NVIDIA introduced NVIDIA® GPUDirect™ for Video, a technology that enables application developers to deliver higher quality, more realistic on-air graphics – or take faster advantage of the parallel processing power of the GPU for image processing – by permitting industry-standard video I/O devices to communicate directly with NVIDIA professional Quadro® and Tesla™ graphics processing units (GPUs) at ultra-low latency.
NVIDIA GPUDirect™ for Video technology is the fastest, most deterministic way to get video to the GPU for processing, enabling leading video I/O board manufacturers to take advantage of the programmability of the GPU. With GPU Direct for Video, the video I/O card is fully synchronized with the GPUs, eliminating CPU overhead and, most importantly, dramatically reducing latency.
“NVIDIA and our partners are redefining what’s possible in real-time video production,” said Greg Estes, industry executive, Media & Entertainment, NVIDIA. “Enabling lower latency solutions for processing real-time video streams will benefit not just those working in broadcast and production facilities, but also applications in manufacturing, healthcare and government agencies.”
“AJA is supporting NVIDIA's new capability with our latest generation of video I/O products,” said Nick Rashby, President, AJA Video Systems. “This
will allow developers whose apps support AJA video I/O products to take
better advantage of the power of NVIDIA Quadro and Tesla GPUs,
resulting in low-latency access for both graphics compositing and
general purpose processing using CUDA or OpenCL, with all the I/O and
performance they depend on from AJA.”
broadcasters and video production professionals had to contend with
delays of as many as ten frames – an amount easily visible to the eye -
when transferring video from a video I/O device to a GPU, because the
two devices could not communicate directly with one another to ensure
synchronization. This required application developers to manage complex
buffering schemes, leading to unnecessary CPU overhead and increased
latency. Most importantly, these delays in aggregate significantly
raised the cost and complexity of larger broadcast productions.

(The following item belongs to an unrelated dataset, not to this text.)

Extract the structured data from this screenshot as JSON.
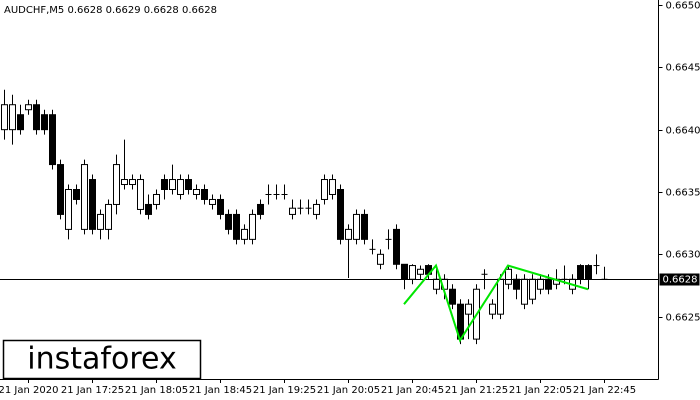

“DVS is known for developing the highest quality video boards in the market,” says Juergen Heger, senior product manager at DVS Digital Video Systems GmbH. “In real-time production environments, the latency between GPU and SDI is a critical point for our customers. Our famous, longstanding SDK now includes NVIDIA GPUDirect for Video. Our hardware solutions directly communicate with NVIDIA professional Quadro and Tesla GPUs without noticeable delay, which is ideal for applications like compositing, live graphics or real-time video-processing.”
NVIDIA GPUDirect for Video technology will further advance the growing adoption of GPUs in film, live broadcast, and video production. Companies such as 3Ality Digital, Adobe, AJA, Autodesk, Avid, Binocle, Blackmagic Design, Brainstorm, Chyron, DVS, GenArts, MainConcept, RT Software, Quantel, Sony, The Foundry, Vizrt plus a growing number of application developers are already using GPU computing to accelerate their applications.
With the new NVIDIA GPUDirect™ for Video solution being unveiled at IBC 2011, video I/O manufacturers, companies who make their own proprietary hardware, and even companies making video switchers will be able to take advantage of these sub-frame, low latency transfers in their own SDKs and commercial solutions for no additional cost.
NVIDIA GPUDirect™ for Video technology is available immediately, free of charge, directly from NVIDIA for video I/O manufacturers, proprietary hardware providers, and video switcher manufacturers. Video I/O hardware developers can request information and access to the SDK via e-mail: GPUDirectForVideoemail@example.com, or they can visit the NVIDIA GPUDirect™ for Video registration page at http://developer.nvidia.com/gpudirectforvideo. NVIDIA expects commercially available solutions from its partners will be on the market by late 2011. NVIDIA GPUDirect™ for Video is supported on Windows 7 and Linux, and is designed to work with NVIDIA Quadro® 4000, Quadro® 5000, and Quadro® 6000 GPUs, and NVIDIA Tesla® C-Series GPUs.